I successfully ran LD pruning from SNPRelate package and obtained the selected SNPs IDs. I would like to create a new GDS file with only the pruned SNPs so I can use it in another software. Codes:
#read in vcf file
vcf.fn <- ""C:/Users/HP/Desktop/Magic_FavoritePanel_VCF_SNPs.vcf"
# reformat to create gds file
snpgdsVCF2GDS(vcf.fn, "panelReformat.gds", method="biallelic.only")
snpgdsSummary("panelReformat.gds")
#open the GDS file
genofile <- snpgdsOpen("panelReformat.gds")

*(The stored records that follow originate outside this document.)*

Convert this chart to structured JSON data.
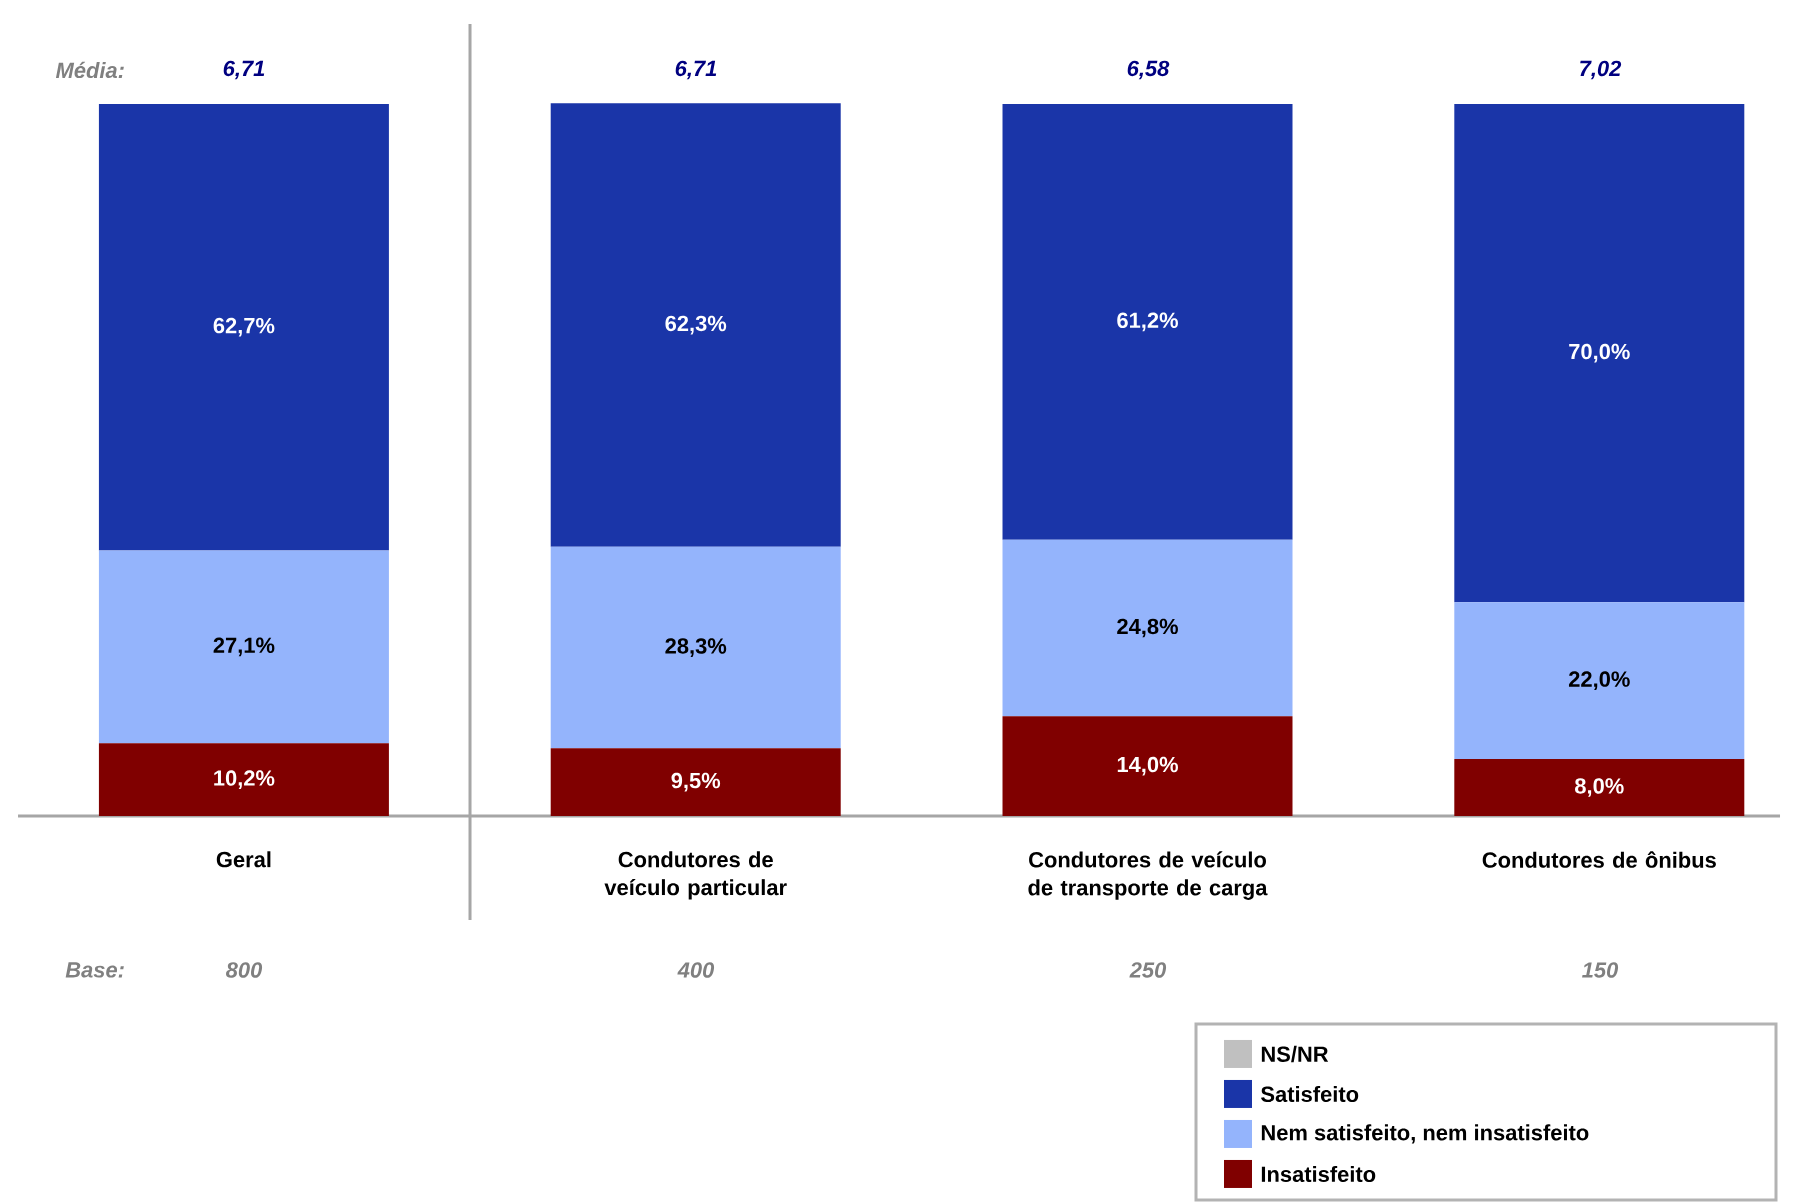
{
  "chart_data": {
    "type": "bar",
    "stacked": true,
    "categories": [
      "Geral",
      "Condutores de veículo particular",
      "Condutores de veículo de transporte de carga",
      "Condutores de ônibus"
    ],
    "series": [
      {
        "name": "Insatisfeito",
        "color": "#800000",
        "values": [
          10.2,
          9.5,
          14.0,
          8.0
        ],
        "value_labels": [
          "10,2%",
          "9,5%",
          "14,0%",
          "8,0%"
        ]
      },
      {
        "name": "Nem satisfeito, nem insatisfeito",
        "color": "#94b4fc",
        "values": [
          27.1,
          28.3,
          24.8,
          22.0
        ],
        "value_labels": [
          "27,1%",
          "28,3%",
          "24,8%",
          "22,0%"
        ]
      },
      {
        "name": "Satisfeito",
        "color": "#1a35a8",
        "values": [
          62.7,
          62.3,
          61.2,
          70.0
        ],
        "value_labels": [
          "62,7%",
          "62,3%",
          "61,2%",
          "70,0%"
        ]
      },
      {
        "name": "NS/NR",
        "color": "#c0c0c0",
        "values": [
          null,
          null,
          null,
          null
        ]
      }
    ],
    "ylim": [
      0,
      100
    ],
    "tick_labels": "x",
    "legend": "bottom right",
    "annotations": [
      "Média:",
      "6,71",
      "6,71",
      "6,58",
      "7,02",
      "Base:",
      "800",
      "400",
      "250",
      "150"
    ]
  }
}
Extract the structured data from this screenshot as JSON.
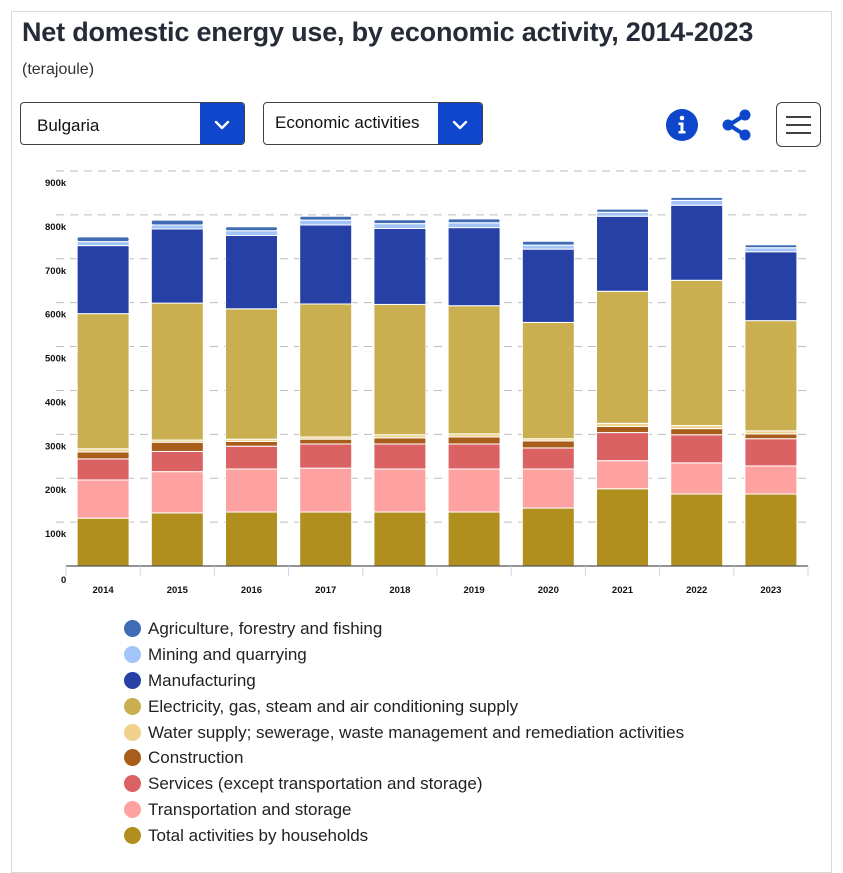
{
  "header": {
    "title": "Net domestic energy use, by economic activity, 2014-2023",
    "subtitle": "(terajoule)"
  },
  "controls": {
    "country_select": {
      "value": "Bulgaria",
      "icon": "chevron-down-icon"
    },
    "dimension_select": {
      "value": "Economic activities",
      "icon": "chevron-down-icon"
    },
    "info_icon": "info-icon",
    "share_icon": "share-icon",
    "menu_icon": "hamburger-menu-icon",
    "accent_color": "#0e47cb"
  },
  "chart_data": {
    "type": "bar",
    "stacked": true,
    "title": "Net domestic energy use, by economic activity, 2014-2023",
    "subtitle": "(terajoule)",
    "xlabel": "",
    "ylabel": "",
    "categories": [
      "2014",
      "2015",
      "2016",
      "2017",
      "2018",
      "2019",
      "2020",
      "2021",
      "2022",
      "2023"
    ],
    "ylim": [
      0,
      900000
    ],
    "yticks": [
      0,
      100000,
      200000,
      300000,
      400000,
      500000,
      600000,
      700000,
      800000,
      900000
    ],
    "ytick_labels": [
      "0",
      "100k",
      "200k",
      "300k",
      "400k",
      "500k",
      "600k",
      "700k",
      "800k",
      "900k"
    ],
    "grid": true,
    "legend_position": "bottom",
    "series": [
      {
        "name": "Total activities by households",
        "color": "#b08f1f",
        "values": [
          109000,
          121000,
          123000,
          123000,
          123000,
          123000,
          132000,
          176000,
          164000,
          164000
        ]
      },
      {
        "name": "Transportation and storage",
        "color": "#fea1a1",
        "values": [
          87000,
          94000,
          98000,
          100000,
          98000,
          98000,
          89000,
          64000,
          71000,
          64000
        ]
      },
      {
        "name": "Services (except transportation and storage)",
        "color": "#da6263",
        "values": [
          48000,
          46000,
          52000,
          55000,
          57000,
          57000,
          48000,
          64000,
          64000,
          62000
        ]
      },
      {
        "name": "Construction",
        "color": "#a85d1a",
        "values": [
          16000,
          21000,
          11000,
          11000,
          14000,
          16000,
          16000,
          14000,
          14000,
          11000
        ]
      },
      {
        "name": "Water supply; sewerage, waste management and remediation activities",
        "color": "#f0d28c",
        "values": [
          7000,
          5000,
          5000,
          5000,
          7000,
          7000,
          5000,
          7000,
          7000,
          7000
        ]
      },
      {
        "name": "Electricity, gas, steam and air conditioning supply",
        "color": "#c9af50",
        "values": [
          308000,
          312000,
          297000,
          303000,
          297000,
          292000,
          265000,
          301000,
          331000,
          251000
        ]
      },
      {
        "name": "Manufacturing",
        "color": "#2640a5",
        "values": [
          155000,
          169000,
          167000,
          180000,
          173000,
          178000,
          167000,
          171000,
          171000,
          157000
        ]
      },
      {
        "name": "Mining and quarrying",
        "color": "#a2c4f8",
        "values": [
          9000,
          9000,
          11000,
          11000,
          11000,
          11000,
          9000,
          9000,
          11000,
          9000
        ]
      },
      {
        "name": "Agriculture, forestry and fishing",
        "color": "#3f6cb5",
        "values": [
          11000,
          11000,
          9000,
          9000,
          9000,
          9000,
          9000,
          7000,
          7000,
          7000
        ]
      }
    ]
  },
  "legend": {
    "items": [
      {
        "label": "Agriculture, forestry and fishing",
        "color": "#3f6cb5"
      },
      {
        "label": "Mining and quarrying",
        "color": "#a2c4f8"
      },
      {
        "label": "Manufacturing",
        "color": "#2640a5"
      },
      {
        "label": "Electricity, gas, steam and air conditioning supply",
        "color": "#c9af50"
      },
      {
        "label": "Water supply; sewerage, waste management and remediation activities",
        "color": "#f0d28c"
      },
      {
        "label": "Construction",
        "color": "#a85d1a"
      },
      {
        "label": "Services (except transportation and storage)",
        "color": "#da6263"
      },
      {
        "label": "Transportation and storage",
        "color": "#fea1a1"
      },
      {
        "label": "Total activities by households",
        "color": "#b08f1f"
      }
    ]
  }
}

#Perfom LD-based SNP pruning
set.seed(1000)
snpset <- snpgdsLDpruning(genofile, ld.threshold=0.2)
names(snpset)
# Final output, get all selected snp id
snpset.id <- unlist(snpset)
Now, snpset.id
is not a complete dataset; how do I extract from the original GDS file only the data set related to the selected SNP IDs and save it as GDS file? With this, I can play with the data in many ways; I can convert it back to VCF and analyze it in Tassel or STRUCTURE.
Thank you in advance
You could subset your VCF
C:/Users/HP/Desktop/Magic_FavoritePanel_VCF_SNPs.vcf
to the SNPs you store insnpset.id
and then create the GDS again if you don't want to follow what James suggested.